Libreville, jeudi 25 juin 2026 – Le 26 juin 2026 marque un tournant dans la transformation urbaine de Libreville. Après des semaines de discussions, les premières démolitions débutent dans le secteur stratégique de la Baie des Cochons, au cœur du troisième arrondissement de la capitale gabonaise.
Derrière les engins de chantier se joue bien plus qu’une simple opération routière. Ce projet incarne la nouvelle politique de modernisation urbaine voulue par le président Brice Clotaire Oligui Nguema, visant à repenser la circulation, l’assainissement et l’intégration des quartiers de Libreville.
Les travaux concernent notamment Sipagel, le carrefour Léon Mba, le corridor longeant les installations de la Société d’énergie et d’eau du Gabon jusqu’au rond-point de Petit-Paris. Les autorités assument le choix d’infrastructures structurantes pour accompagner la croissance urbaine. Mais cette transformation soulève une question universelle : comment moderniser la ville sans fragiliser les populations qui y vivent depuis des décennies ?
Désenclaver une capitale en pleine mutation
La Baie des Cochons occupe une position névralgique dans l’organisation spatiale de Libreville. Située au cœur de flux économiques et humains denses, cette zone est depuis longtemps un point de congestion entre le marché de Mont-Bouët, le centre-ville, le boulevard Bessieux et plusieurs quartiers périphériques.
Le gouvernement prévoit la création d’un nouvel axe principal, accompagné de voies secondaires, pour fluidifier les déplacements et renforcer les connexions entre le Centre Hospitalier Universitaire de Libreville, Petit-Paris, le carrefour Léon Mba et les zones environnantes.
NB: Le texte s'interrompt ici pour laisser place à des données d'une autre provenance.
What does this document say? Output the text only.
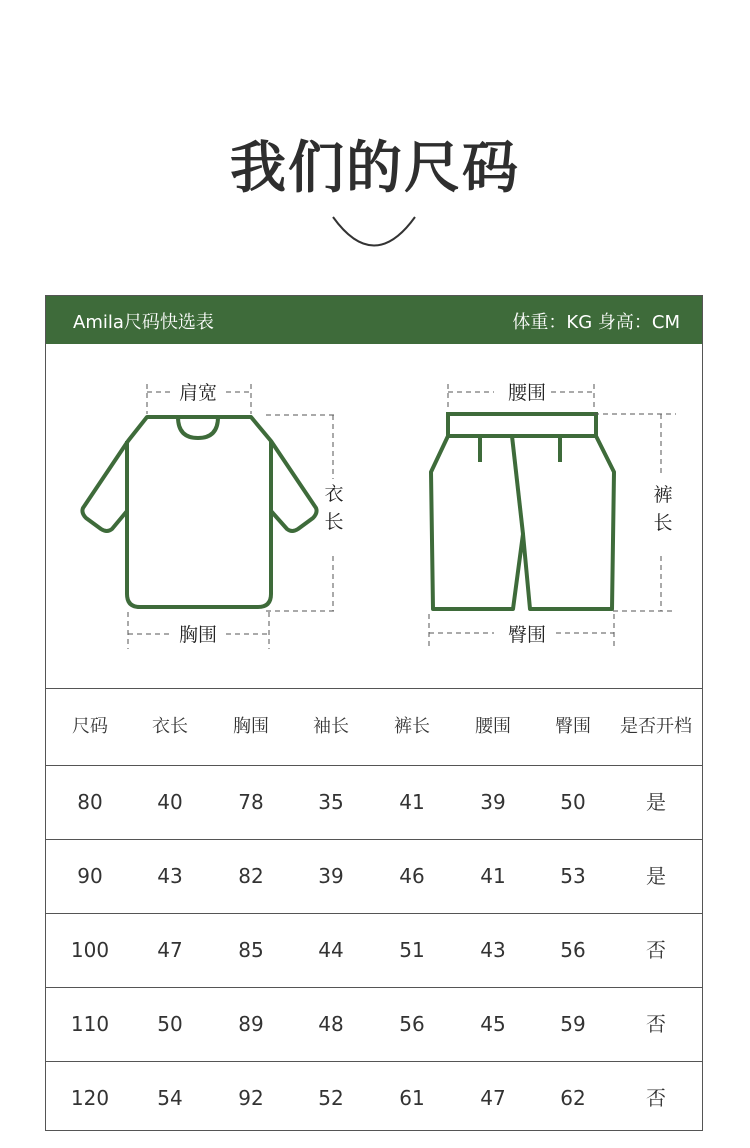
我们的尺码
Amila尺码快选表	体重：KG 身高：CM
肩宽
衣
长
胸围
腰围
裤
长
臀围
尺码	衣长	胸围	袖长	裤长	腰围	臀围	是否开档
80	40	78	35	41	39	50	是
90	43	82	39	46	41	53	是
100	47	85	44	51	43	56	否
110	50	89	48	56	45	59	否
120	54	92	52	61	47	62	否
Lors de sa visite sur le terrain le 23 juin, le ministre du Logement, de l’Habitat, de l’Urbanisme et du Cadastre, Mays Mouissi, a expliqué aux habitants les objectifs. Selon les autorités, la libération des emprises publiques est une étape incontournable avant le démarrage effectif des travaux par l’entreprise adjudicataire.
Au-delà de la circulation, le chantier vise aussi à résoudre un problème récurrent : les inondations. Le programme prévoit le curage des caniveaux, la réhabilitation des ouvrages hydrauliques dégradés et la création de nouveaux systèmes d’évacuation des eaux pluviales. Les pouvoirs publics veulent traiter simultanément deux urgences urbaines : la mobilité et l’assainissement.
L’épreuve sociale des grandes transformations urbaines
Comme dans toute opération d’aménagement d’envergure, les bénéfices futurs s’accompagnent de conséquences immédiates pour les populations. Certaines familles occupent les espaces visés depuis des années, d’autres y ont développé des activités économiques essentielles à leur subsistance. La perspective des démolitions suscite interrogations, inquiétudes et attentes.
L’histoire récente des grandes opérations urbaines en Afrique montre que la réussite ne se mesure pas seulement à la qualité des routes ou à la modernité des infrastructures. Elle dépend aussi de la capacité des autorités à gérer humainement la transition. Les questions d’indemnisations, de relogements, de protection des activités économiques locales et d’accompagnement social deviennent aussi importantes que les travaux eux-mêmes.
Conscient de cet enjeu, le ministère affirme avoir privilégié le dialogue avec les riverains avant le lancement des opérations. Les semaines à venir permettront de mesurer concrètement l’efficacité de cette démarche et la capacité des pouvoirs publics à maintenir un équilibre entre intérêt général et protection des populations affectées.
Le test grandeur nature de la modernisation urbaine
La Baie des Cochons est devenue un symbole. Celui d’une ville qui ne peut plus se développer selon les logiques du passé. Face à l’explosion démographique, à l’urbanisation rapide et aux défis environnementaux, Libreville doit adapter ses infrastructures à une nouvelle réalité. Les embouteillages chroniques, les difficultés d’accès pour les services de secours, les problèmes d’assainissement et l’enclavement de certains quartiers freinent désormais le développement économique de la capitale.
Les autorités entendent corriger cela à travers cette opération. Mais ce chantier représente aussi un test politique majeur. Il permettra d’évaluer la capacité de l’État à conduire des réformes urbaines ambitieuses tout en préservant la cohésion sociale. Car une ville moderne ne se construit pas uniquement avec du béton, des routes et des caniveaux, mais aussi avec l’adhésion des populations.
À la Baie des Cochons, le Gabon joue une partie importante de sa stratégie de modernisation. Les premiers coups de pelleteuse lanceront les travaux, mais c’est l’impact concret sur la vie quotidienne des habitants qui déterminera le véritable succès de cette transformation.